Revisiting Fundamentals of Experience Replay
07 Sep 2020Introduction
- 
    The paper presents an extensive study of the effects of experience replay in Q-learning based methods. 
- 
    It focuses explicitly on the replay capacity and replay ratio (ratio of learning updates to experience collected). 
Setup
- 
    Replay capacity is defined as the total number of transitions stored in the replay buffer. 
- 
    Age of a transition (stored in the replay buffer) is defined as the number of gradient steps taken by the agent since the transition was stored. 
- 
    More is the replay capacity, more will be the age of the oldest transition (also referred to as the age of the oldest policy). 
- 
    More is the replay capacity, more will be the degree of “off-policyness” of the transitions in the buffer (with everything else held constant). 
- 
    Replay ratio is the number of gradient updates per environment transition. This ratio can be used as a proxy for how often the agent uses old data (vs. collecting new data) and is related to off-policyness. 
- 
    In DQN paper, the replay ratio is set to be 0.25. 
- 
    For experiments, a subset (of 14 games) is selected from Atari ALE (Arcade Learning Environment) with sticky actions. 
- 
    Each experiment is repeated with three seeds. 
- 
    Rainbow is used as the base algorithm. 
- 
    Total number of gradient updates and batch size (per gradient update) are fixed for all the experiments. 
- 
    Rainbow used replay capacity of 1M and oldest policy of age 250K. 
- 
    In experiments, replay capacity varies from 0.1M to 10M ( 5 values), and the age of the oldest policy varies from 25K to 25M (4 values). 
Observations
- 
    With the age of the oldest policy fixed, performance improves with higher replay capacity, probably due to increased state-action coverage. 
- 
    With fixed replay capacity, reducing the oldest policy’s age improves performance, probably due to the reduced off-policyness of the data in the replay buffer. 
- 
    However, in some specific instances (with sparse reward, hard exploration setup), performance can drop when reducing the oldest policy’s age. 
- 
    Increasing replay capacity, while keeping the replay ratio fixed, provides varying improvements and depends on the particular values of replacy capacity and replay ratio. 
- 
    The paper reports the effect of these choices for DQN as well. 
- 
    Unlike Rainbow, DQN does not improve with larger replay capacity, irrespective of whether the replay ratio or age of the oldest policy is kept fixed. 
- 
    Given that the Rainbow agent is a DQN agent with additional components, the paper explores which of these components leads to an improvement in Rainbow’s performance as replay capacity increases. 
Additive Experiments
- 
    Four new DQN variants are created by adding each of Rainbow’s four components to the base DQN agent. 
- 
    DQN with n-step returns is the only variant that benefits by increased replay capacity. 
- 
    The usefulness of n-step returns is further validated by verifying that Rainbow agent without n-step returns does not benefit by increased replay capacity. While Rainbow agent without any other component benefits by the increased capacity. 
- 
    Prioritized Experience Replay does not significantly affect the performance with increased replay capacity. 
- 
    The observation that n-step returns are critical for taking advantage of larger replay sizes is surprising because the uncorrected n-step returns are theoretically not suitable for off-policy learning. 
- 
    The paper tests the limits of increasing replay capacity (with n-step returns) by performing experiments in the offline-RL setup, the agent collects a dataset of about 200M frames. These frames are used to train another agent. 
- 
    Even in this extreme setup, n-step returns improve the learning agent’s performance. 

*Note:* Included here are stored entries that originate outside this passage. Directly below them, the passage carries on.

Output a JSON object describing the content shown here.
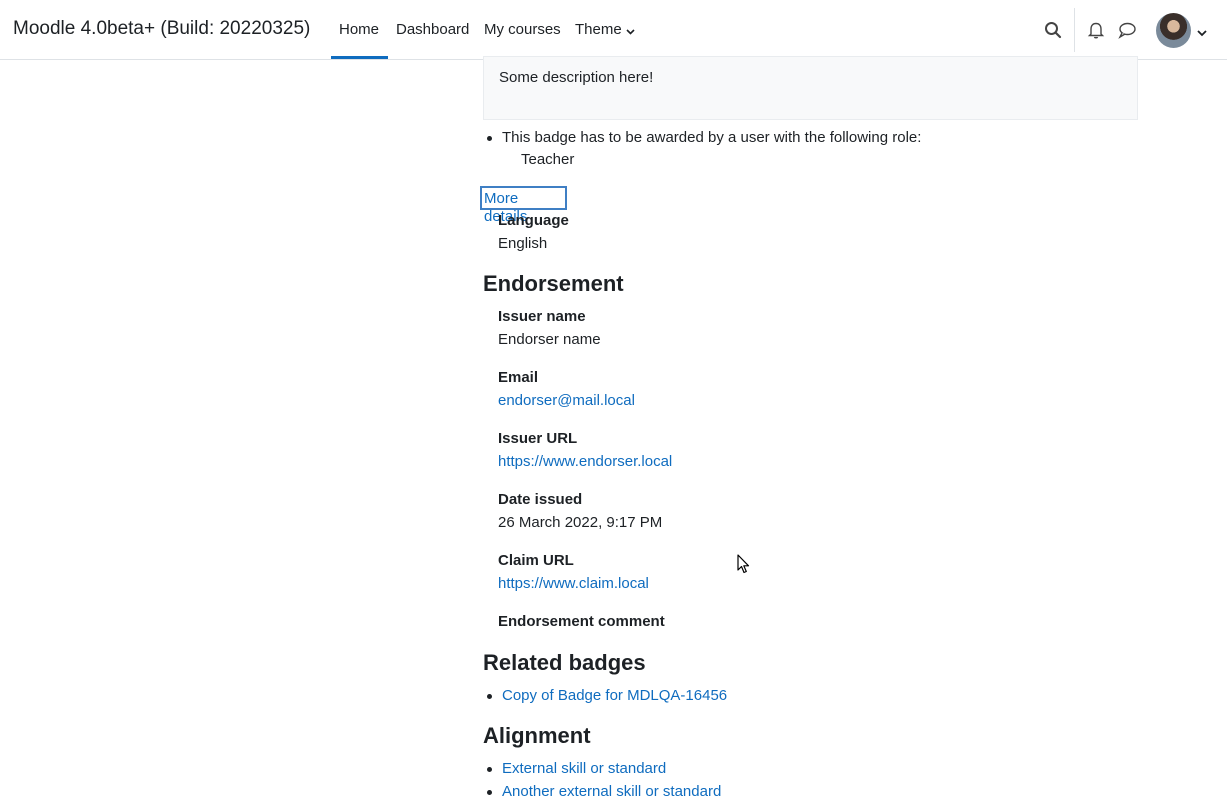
{
  "navbar": {
    "brand": "Moodle 4.0beta+ (Build: 20220325)",
    "links": [
      "Home",
      "Dashboard",
      "My courses",
      "Theme"
    ],
    "active": "Home",
    "icons": [
      "search-icon",
      "bell-icon",
      "chat-icon",
      "user-avatar"
    ]
  },
  "badge": {
    "description": "Some description here!",
    "criteria_text": "This badge has to be awarded by a user with the following role:",
    "criteria_role": "Teacher",
    "more_details_link": "More details",
    "language_label": "Language",
    "language_value": "English"
  },
  "endorsement": {
    "heading": "Endorsement",
    "issuer_name_label": "Issuer name",
    "issuer_name_value": "Endorser name",
    "email_label": "Email",
    "email_value": "endorser@mail.local",
    "issuer_url_label": "Issuer URL",
    "issuer_url_value": "https://www.endorser.local",
    "date_issued_label": "Date issued",
    "date_issued_value": "26 March 2022, 9:17 PM",
    "claim_url_label": "Claim URL",
    "claim_url_value": "https://www.claim.local",
    "comment_label": "Endorsement comment"
  },
  "related": {
    "heading": "Related badges",
    "items": [
      "Copy of Badge for MDLQA-16456"
    ]
  },
  "alignment": {
    "heading": "Alignment",
    "items": [
      "External skill or standard",
      "Another external skill or standard"
    ]
  },
  "colors": {
    "link": "#0f6cbf",
    "text": "#1d2125",
    "active_underline": "#0f6cbf",
    "focus_outline": "#3f7fc4"
  }
}
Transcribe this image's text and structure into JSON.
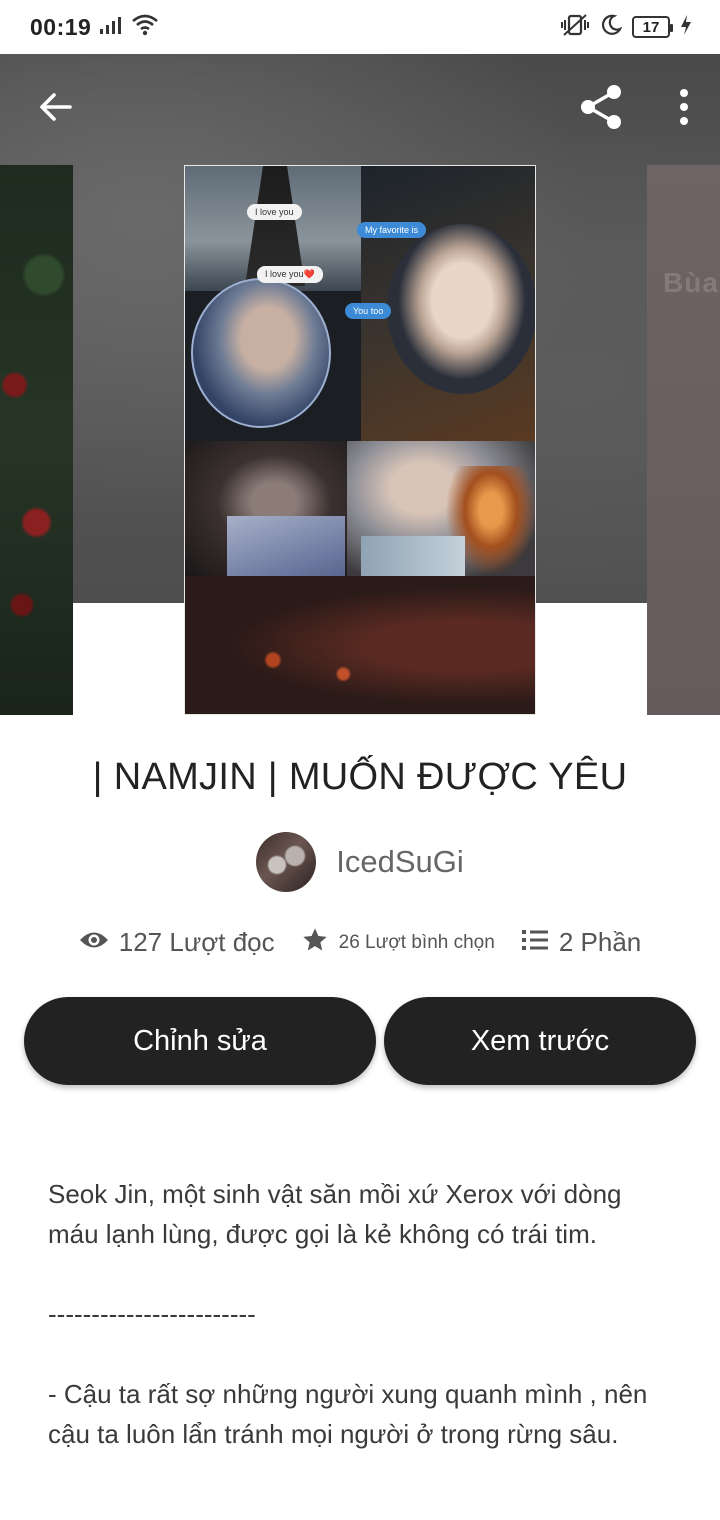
{
  "status_bar": {
    "time": "00:19",
    "battery_level": "17",
    "icons": [
      "signal-icon",
      "wifi-icon",
      "vibrate-icon",
      "moon-icon",
      "battery-icon",
      "charging-icon"
    ]
  },
  "top_bar": {
    "icons": [
      "back-arrow-icon",
      "share-icon",
      "more-vertical-icon"
    ]
  },
  "covers": {
    "right_partial_text": "Bùa",
    "main_bubbles": [
      "I love you",
      "My favorite is",
      "I love you❤️",
      "You too"
    ]
  },
  "story": {
    "title": "| NAMJIN | MUỐN ĐƯỢC YÊU",
    "author": "IcedSuGi"
  },
  "stats": {
    "reads": "127 Lượt đọc",
    "votes": "26 Lượt bình chọn",
    "parts": "2 Phần"
  },
  "buttons": {
    "edit": "Chỉnh sửa",
    "preview": "Xem trước"
  },
  "description": {
    "paragraphs": [
      "Seok Jin, một sinh vật săn mồi xứ Xerox với dòng máu lạnh lùng, được gọi là kẻ không có trái tim.",
      "------------------------",
      "- Cậu ta rất sợ những người xung quanh mình , nên cậu ta luôn lẩn tránh mọi người ở trong rừng sâu."
    ]
  },
  "colors": {
    "button_bg": "#222222",
    "button_text": "#ffffff",
    "title_text": "#222222",
    "muted_text": "#555555"
  }
}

Why do n-step returns help?
- 
    Hypothesis 1: n-step returns help to counter the increased off-policyness produced by a larger replay buffer. - This hypothesis does not seem to hold as keeping the oldest policy fixed or using the same contrastive factor as an n-step update does not improve the 1-step update’s performance.
 
- 
    Hypothesis 2: Increasing the replay buffer’s capacity may reduce the variance of the n-step returns. - 
        This hypothesis is evaluated by training on environments with lesser variance or by turning off the sticky actions in the atari domain. 
- 
        While the hypothesis does explain the gains by using n-step returns to some extent, n-step gains are observed even in environments with low variance. 
 
-